Taking back control of your data flows

Update • Jun 19, 2026
Taking back control of your data flows
Marielle Lopez
Marielle Lopez
5 min read

🎧 Listen to the full episode here.

It’s Saturday morning, and instead of enjoying your weekend, you discover that your online store stopped sending orders to your warehouse management system 3 days ago. No error message was thrown, only a silent and costly breakdown in a hidden piece of custom code.

In e-commerce, integrations between your online shop and external systems, like your ERP, CRM, or WMS, have historically been a giant black box. When they work, they’re invisible. When a platform update rolls out and they break, it turns into a crisis.

During a recent episode of The Open Podcast, Sander Mangel sat down with Shopware’s Samuel Crudge Hill, Product Manager for the Shopware Nexus project, at the Shopware Community Day in Cologne.

They discussed why data routing is shifting from a background development task to a central business priority, and how Shopware’s new tool, Nexus, aims to hand control back to merchants.

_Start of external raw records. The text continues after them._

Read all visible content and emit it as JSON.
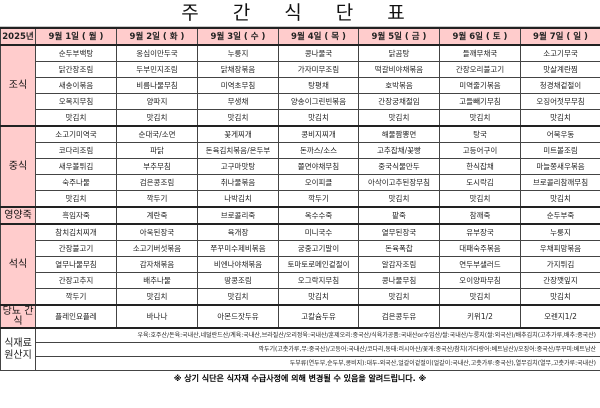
{
  "title": "주 간 식 단 표",
  "year_label": "2025년",
  "days": [
    "9월 1일 ( 월 )",
    "9월 2일 ( 화 )",
    "9월 3일 ( 수 )",
    "9월 4일 ( 목 )",
    "9월 5일 ( 금 )",
    "9월 6일 ( 토 )",
    "9월 7일 ( 일 )"
  ],
  "meals": [
    {
      "label": "조식",
      "rows": [
        [
          "순두부백탕",
          "옹심이만두국",
          "누룽지",
          "콩나물국",
          "닭곰탕",
          "들깨무채국",
          "소고기무국"
        ],
        [
          "닭간장조림",
          "두부민지조림",
          "닭채장볶음",
          "가자미무조림",
          "떡갈비야채볶음",
          "간장오리불고기",
          "맛살계란찜"
        ],
        [
          "새송이볶음",
          "비름나물무침",
          "미역초무침",
          "탕평채",
          "호박볶음",
          "미역줄기볶음",
          "청경채겉절이"
        ],
        [
          "오복지무침",
          "양파지",
          "무생채",
          "양송이그린빈볶음",
          "간장궁채절임",
          "고들빼기무침",
          "오징어젓무무침"
        ],
        [
          "맛김치",
          "맛김치",
          "맛김치",
          "맛김치",
          "맛김치",
          "맛김치",
          "맛김치"
        ]
      ]
    },
    {
      "label": "중식",
      "rows": [
        [
          "소고기미역국",
          "순대국/소면",
          "꽃게찌개",
          "콩비지찌개",
          "해물짬뽕면",
          "탕국",
          "어묵우동"
        ],
        [
          "코다리조림",
          "파닭",
          "돈육김치볶음/온두부",
          "돈까스/소스",
          "고추잡채/꽃빵",
          "고등어구이",
          "미트볼조림"
        ],
        [
          "새우볼튀김",
          "부추무침",
          "고구마맛탕",
          "쫄면야채무침",
          "중국식물만두",
          "한식잡채",
          "마늘쫑새우볶음"
        ],
        [
          "숙주나물",
          "검은콩조림",
          "취나물볶음",
          "오이피클",
          "아삭이고추된장무침",
          "도시락김",
          "브로콜리참깨무침"
        ],
        [
          "맛김치",
          "깍두기",
          "나박김치",
          "깍두기",
          "맛김치",
          "맛김치",
          "맛김치"
        ]
      ]
    },
    {
      "label": "영양죽",
      "rows": [
        [
          "흑임자죽",
          "계란죽",
          "브로콜리죽",
          "옥수수죽",
          "팥죽",
          "참깨죽",
          "순두부죽"
        ]
      ]
    },
    {
      "label": "석식",
      "rows": [
        [
          "참치김치찌개",
          "아욱된장국",
          "육개장",
          "미니국수",
          "열무된장국",
          "유부장국",
          "누룽지"
        ],
        [
          "간장불고기",
          "소고기버섯볶음",
          "쭈꾸미수제비볶음",
          "궁중고기말이",
          "돈육폭찹",
          "대패숙주볶음",
          "우채피망볶음"
        ],
        [
          "열무나물무침",
          "감자채볶음",
          "비엔나야채볶음",
          "토마토로메인겉절이",
          "알감자조림",
          "연두부샐러드",
          "가지튀김"
        ],
        [
          "간장고추지",
          "배추나물",
          "땅콩조림",
          "오그락지무침",
          "콩나물무침",
          "오이양파무침",
          "간장깻잎지"
        ],
        [
          "깍두기",
          "맛김치",
          "맛김치",
          "맛김치",
          "맛김치",
          "맛김치",
          "맛김치"
        ]
      ]
    },
    {
      "label": "당뇨 간식",
      "rows": [
        [
          "플레인요플레",
          "바나나",
          "아몬드잣두유",
          "고칼슘두유",
          "검은콩두유",
          "키위1/2",
          "오렌지1/2"
        ]
      ]
    }
  ],
  "origin": {
    "label": "식재료 원산지",
    "lines": [
      "우육:호주산/돈육:국내산,네덜란드산/계육:국내산,브라질산/오리정육:국내산/훈제오리:중국산/식육가공품:국내산or수입산/쌀:국내산/누룽지(쌀:외국산)/배추김치(고추가루,배추:중국산)",
      "깍두기(고춧가루,무:중국산)/고등어:국내산/코다리,동태:러시아산/꽃게:중국산/참치(가다랑어:베트남산)/오징어:중국산/쭈꾸미:베트남산",
      "두부류(연두부,순두부,콩비지):대두-외국산,얼갈이겉절이(얼갈이:국내산,고춧가루:중국산),열무김치(열무,고춧가루:국내산)"
    ]
  },
  "footer": "※ 상기 식단은 식자재 수급사정에 의해 변경될 수 있음을 알려드립니다. ※",
  "colors": {
    "header_bg": "#ffcccc",
    "border": "#444444"
  }
}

The problem with "brittle" connections

Traditionally, connecting your online store to an external system meant hiring a development partner to build a custom integration which can create long-term operational risk.

E-commerce platforms, as well as the software they integrate with, evolve constantly. When your core shop software updates, those custom, third-party connections often become fragile. If an API (the bridge that lets two programs talk to each other) changes even slightly, the connection snaps.

"The problems we're seeing brought to us is that these integrations become brittle," Sam explained during the episode. "They needed a more stable solution... lowering the risk profile when it comes to managing your shop."

For years, businesses looked to standalone iPaaS (Integration Platform as a Service) systems to solve this. But introducing yet another third-party software vendor into your technology stack adds cost, complexity, and another contract to manage. In many cases that is warranted, building a custom integration is infinitely more complex and costly. However, for webshops with a few connections, it's less so.

What is Shopware Nexus

Nexus is Shopware’s native answer to this dilemma. Instead of treating data routing as an afterthought or outsourcing it to an external platform, Nexus, as Samuel puts it, is “built right alongside the core software.”

To understand where it fits, it helps to look at how it compares to tools you might already know:

Think of Nexus as a central data highway (a "data bus"). If you are running an older inventory management system and want to migrate to a modern one, Nexus acts as the traffic controller, safely moving information from point A to point B without breaking the customer-facing store.

Where Nexus really delivers

One of the most frustrating aspects of standard data integrations is trying to find out why something failed. Often, the cause is not simply in the API field mapping. It’s a side effect of a 3rd party application, a change in a database schema field setting, or a character limit that went unnoticed.

Finding that single over-limit field used to require hours of tedious digging. Nexus removes the mystery through deep data lineage and execution history. It allows non-technical team members to look directly inside the pipeline.

You can visually track a data transmission step-by-step:

  1. The schedule triggered successfully.
  2. Data was pulled from the shop successfully.
  3. The data was sent to the warehouse system: Failed.

Because you can see the exact package of data (the payload) that caused the stutter, pinpointing the issue takes seconds instead of days.

How AI is changing the interface

There is a paradigm shift in how we interact today with software. Traditional admin dashboards are beginning to take a backseat. Instead of clicking through 20 menus in a CRM or an e-commerce backend, team members are increasingly using AI layers, like Claude or ChatGPT, to query data and make changes using natural, everyday language.

Nexus is actively positioning itself for this shift. By integrating AI features and Model Context Protocol (MCP) capabilities, the goal is to entirely flatten the learning curve for developers and non-developers alike.

Imagine wanting to add a new custom field to your shipping documents. Instead of writing a development brief, you'll eventually be able to simply instruct the system in plain English:

"I want our warehouse data to include this specific customer note field, formatted exactly like this, coming from our CRM. Please update the workflow."

By passing clean, contextual data through a native layer, the system can leverage AI to handle the heavy technical lifting and self-diagnose errors on the fly.

Data belongs to the merchant

As Sander shares during the episode, “data is becoming a first-class citizen in e-commerce and tools like Nexus are the proof.”

It shifts integrations away from a high-risk technical burden that is managed exclusively by developers and instead, turns data flows into an open asset that business teams can confidently own and control.